Opinion
No. 13297.
January 17, 1936.
Appeal from District Court, Jack County; J. E. Carter, Judge.
Suit by Willie Jewell Horn and her husband against L. T. Richardson, administrator of the estate of Mrs. Louisa Jane Moore, and others. From a judgment, plaintiffs appeal.
Affirmed.
Preston Martin, of Weatherford, for appellants.
John D. McComb, of Jacksboro, for appellees.
Appellant Willie Jewell Horn, joined by her husband, through certiorari proceedings, brought this cause from the probate court of Jack county to the district court of said county, for the purpose of reviewing the action of the probate court in classifying and allowing the claim of E. N. Miller, the funeral director who buried Mrs. Louisa Jane Moore, as a first and preferred claim against the estate of the said deceased, and in classifying and allowing appellants' claim in such a manner that Miller's claim must be first paid out of the said estate. It is urged that the payment of Miller's claim will absorb the entire estate, and that appellants' claim should be decreed to be prior to Miller's.
The findings of fact made by the trial court, who tried the cause without the intervention of a jury, are unchallenged. The appellants complain because of the conclusions reached under these facts.
Tersely stated, the facts found are: That the deceased died December 27, 1931, intestate and owning as her separate estate 135 acres of land in Jack county; that her husband survives; that appellee was duly appointed and has qualified as administrator of deceased's estate; that E. N. Miller was employed to prepare the deceased for burial, and did so, and his bill for such services is $262.50 and is unpaid; that Miller presented his claim to the probate court and the administrator for allowance, and same was allowed as a "first class claim," and has not been paid; that appraisers fixed the value of the said estate at $6 per acre; that it is the separate estate of the deceased; that the estimated costs and expenses of administration were shown to be $100, in an application made by the administrator for leave to sell the said lands; that the probate court granted the application and ordered the sale to be made; that the administrator reported a sale made to E. N. Miller for $350 cash, but that no confirmation of the report or sale was had; that on March 7, 1931, the deceased borrowed from appellant Willie Jewell Horn $300, and executed a promissory note in such sum, due and payable to said appellant's guardian (who made the loan for said appellant while she was a minor) on March 7, 1934, and that to secure the debt a deed of trust lien was concurrently executed with the note, conveying the 135 acres of land comprising the deceased's estate; that the debt is unpaid and the lien is intact; that Miller knew of the debt, note, and lien owned by appellant when he undertook to furnish the funeral and burial services for deceased; that Miller's claim for funeral expenses is less than $500 and same is a first class claim and superior to appellants' claim and lien.

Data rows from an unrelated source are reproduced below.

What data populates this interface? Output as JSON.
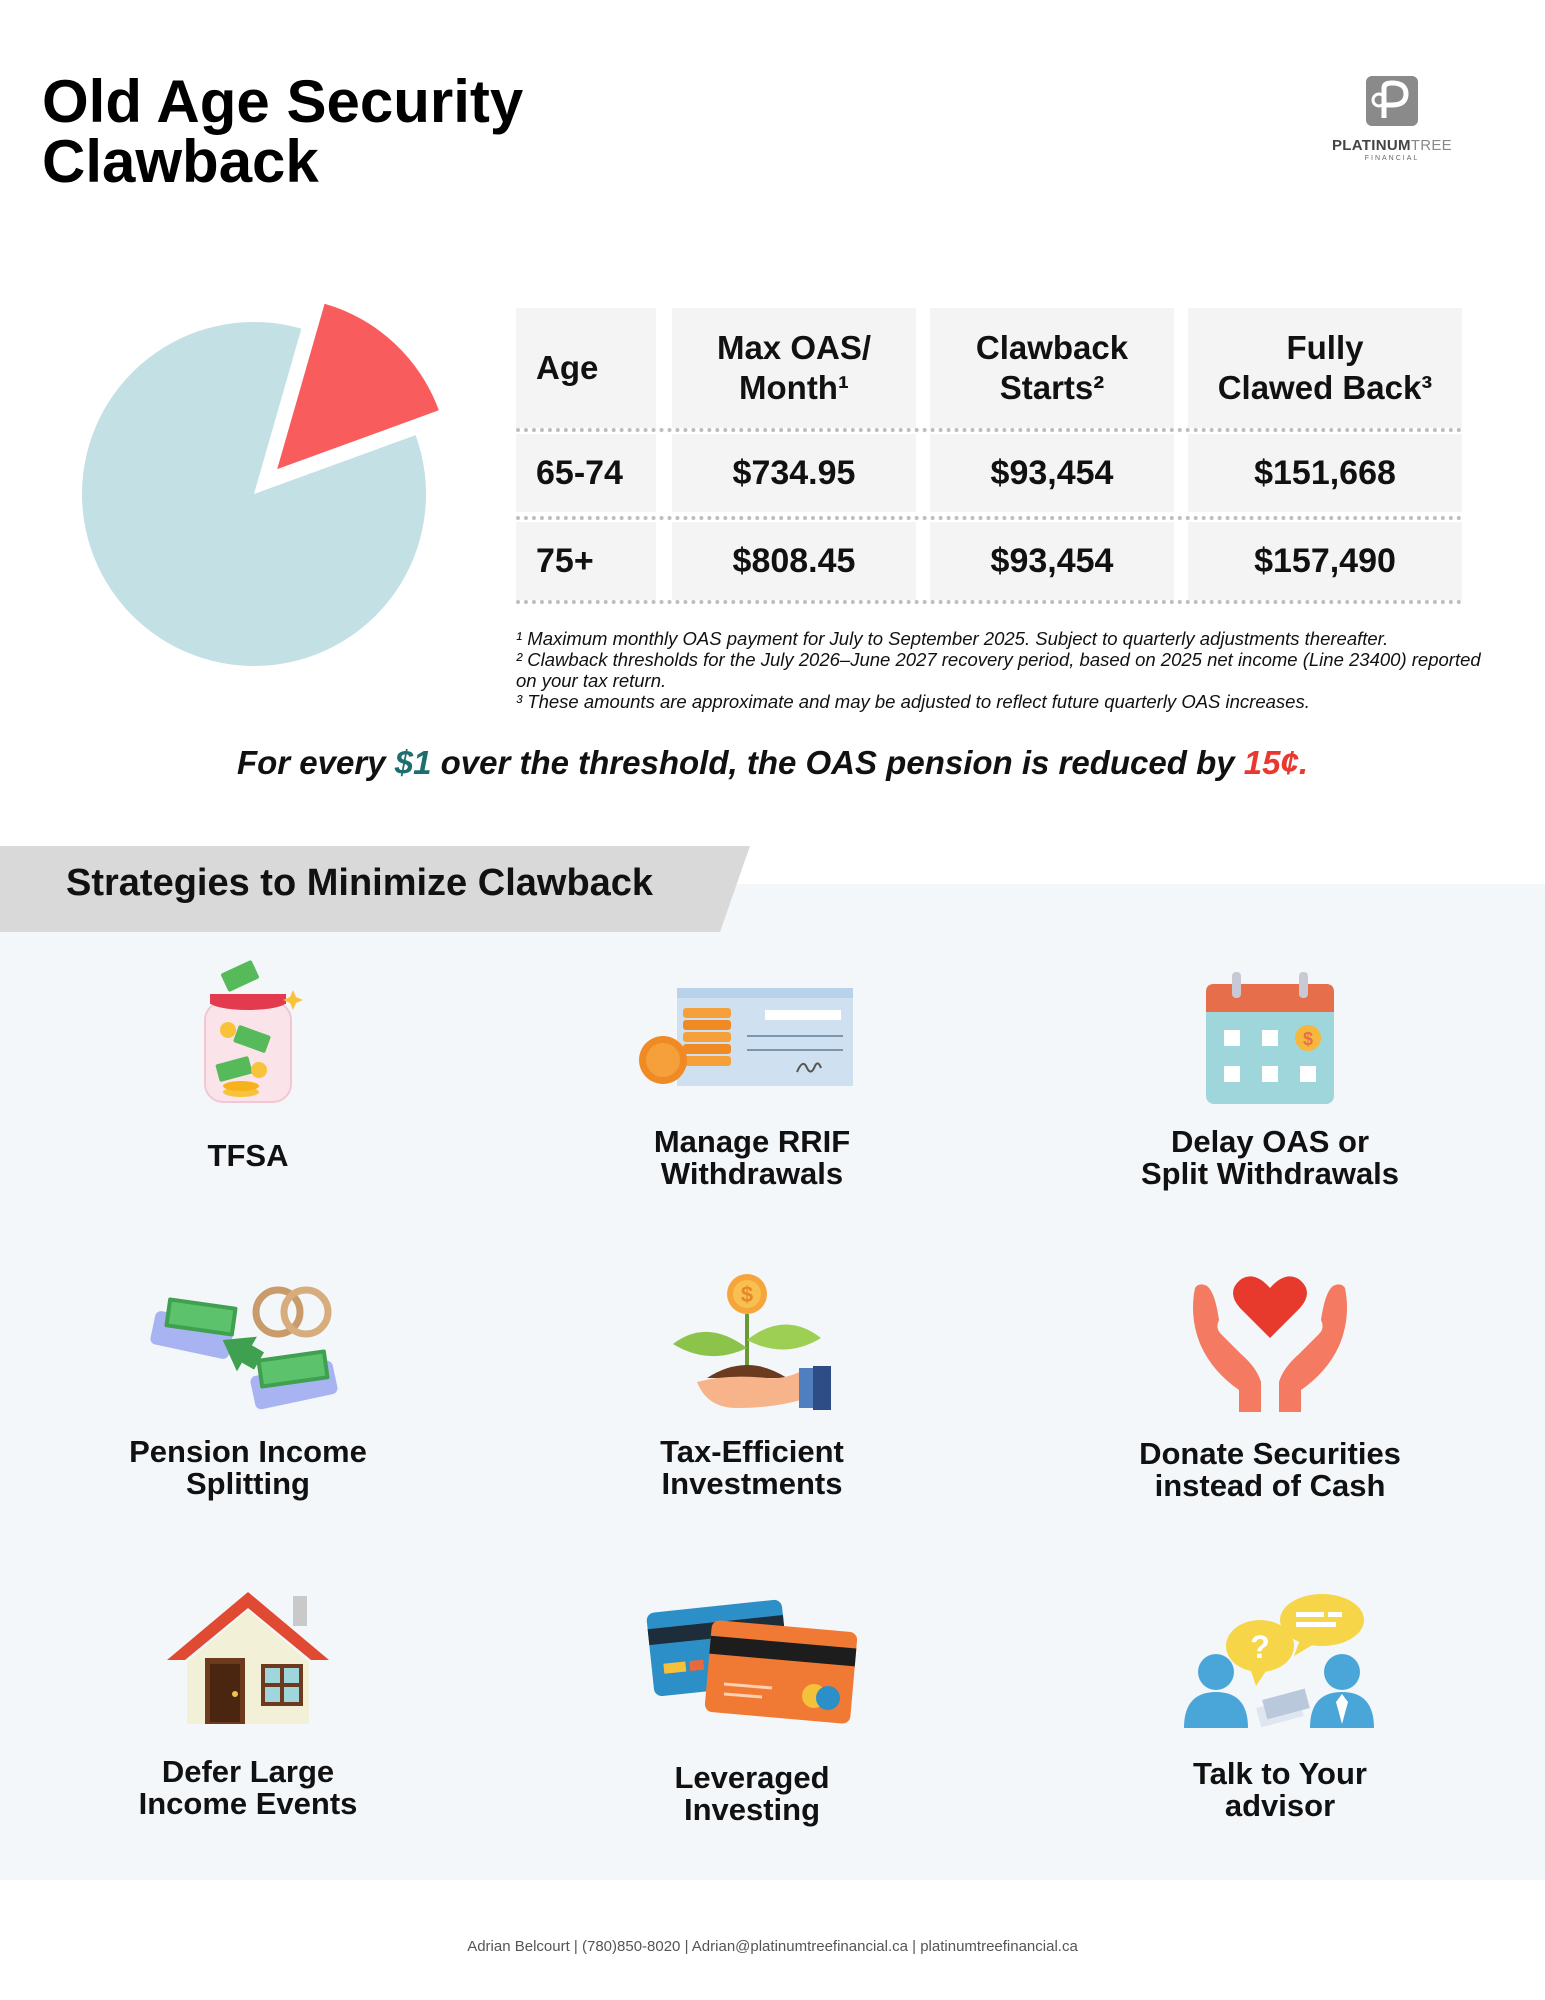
{
  "title": {
    "line1": "Old Age Security",
    "line2": "Clawback"
  },
  "logo": {
    "brand_bold": "PLATINUM",
    "brand_light": "TREE",
    "sub": "FINANCIAL"
  },
  "colors": {
    "pie_main": "#c3e0e5",
    "pie_slice": "#f95c5c",
    "teal": "#1e6e70",
    "red": "#e8382f"
  },
  "chart_data": {
    "type": "pie",
    "slices": [
      {
        "label": "",
        "value": 85,
        "color": "#c3e0e5"
      },
      {
        "label": "",
        "value": 15,
        "color": "#f95c5c",
        "exploded": true
      }
    ]
  },
  "table": {
    "headers": [
      {
        "line1": "Age",
        "line2": ""
      },
      {
        "line1": "Max OAS/",
        "line2": "Month¹"
      },
      {
        "line1": "Clawback",
        "line2": "Starts²"
      },
      {
        "line1": "Fully",
        "line2": "Clawed Back³"
      }
    ],
    "rows": [
      [
        "65-74",
        "$734.95",
        "$93,454",
        "$151,668"
      ],
      [
        "75+",
        "$808.45",
        "$93,454",
        "$157,490"
      ]
    ]
  },
  "notes": [
    "¹ Maximum monthly OAS payment for July to September 2025. Subject to quarterly adjustments thereafter.",
    "² Clawback thresholds for the July 2026–June 2027 recovery period, based on 2025 net income (Line 23400) reported on your tax return.",
    "³ These amounts are approximate and may be adjusted to reflect future quarterly OAS increases."
  ],
  "tagline": {
    "p1": "For every ",
    "amount": "$1",
    "p2": " over the threshold, the OAS pension is reduced by ",
    "reduction": "15¢."
  },
  "strategies_title": "Strategies to Minimize Clawback",
  "strategies": [
    {
      "icon": "money-jar-icon",
      "line1": "TFSA",
      "line2": ""
    },
    {
      "icon": "cheque-coins-icon",
      "line1": "Manage RRIF",
      "line2": "Withdrawals"
    },
    {
      "icon": "calendar-dollar-icon",
      "line1": "Delay OAS or",
      "line2": "Split Withdrawals"
    },
    {
      "icon": "rings-money-transfer-icon",
      "line1": "Pension Income",
      "line2": "Splitting"
    },
    {
      "icon": "money-plant-icon",
      "line1": "Tax-Efficient",
      "line2": "Investments"
    },
    {
      "icon": "hands-heart-icon",
      "line1": "Donate Securities",
      "line2": "instead of Cash"
    },
    {
      "icon": "house-icon",
      "line1": "Defer Large",
      "line2": "Income Events"
    },
    {
      "icon": "credit-cards-icon",
      "line1": "Leveraged",
      "line2": "Investing"
    },
    {
      "icon": "advisor-chat-icon",
      "line1": "Talk to Your",
      "line2": "advisor"
    }
  ],
  "footer": "Adrian Belcourt | (780)850-8020 | Adrian@platinumtreefinancial.ca | platinumtreefinancial.ca"
}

The trial court concludes that appellant is not entitled to the relief sought, because of the provisions of article 3531, R.C.S., and that Miller's claim should be first paid out of the moneys received from the sale of any property belonging to the estate of the deceased.
There are four assignments of error, which are properly classified in two groups. The first and second are that the trial court erred in holding that Miller's claim for funeral expenses should be first paid out of the proceeds of the estate, and that same is a superior claim to that of appellant; and that the trial court erred in construing article 3531, R.C.S., as expressly making Miller's claim superior to appellant's. The third and fourth assignments are that said article 3531 is violative of the provisions of article 1, § 19, of the Constitution of Texas, and violative of the provisions of article 1, § 16 thereof.
It seems evident that the established rule, whereby the claim for funeral expenses is classified and given preference over prior claims that are secured by liens created by the deceased, while living (except purchase-money debts), is one that has grown out of the sentiment to which civilized man responds, namely, that the body of the dead should have proper interment and the cost thereof should first come out of the estate left by the deceased.
This rule, in some cases, as here, works a manifest hardship, but it has been with us since time and the courts were young, and no power can change it, save the lawmaking bodies, who have seen fit to write it into our Code.
Our Supreme Court, in Blair Co. v. Thorp, 33 Tex. 38, in speaking of a creditor who then stood in similar shoes to those in which appellant here stands, said: "They took their mortgage lien after the law had been well settled, and took the chances of being cut out by the contingency which has happened."
Article 3531, R.C.S., specifically classifies and gives priority of payment to Miller's claim against Mrs. Moore's estate. Robertson's Adm'x v. Paul, 16 Tex. 472; McLane v. Paschal, 47 Tex. 365.
The statute invoked by appellee, which fixes the status of Miller's claim and of appellant's, has been long with us. It is but an express Code provision carrying out the long-established common law.
We find no merit in the contention that it violates the provisions of our State Constitution.
All assignments of error are overruled and the judgment of the trial court is affirmed.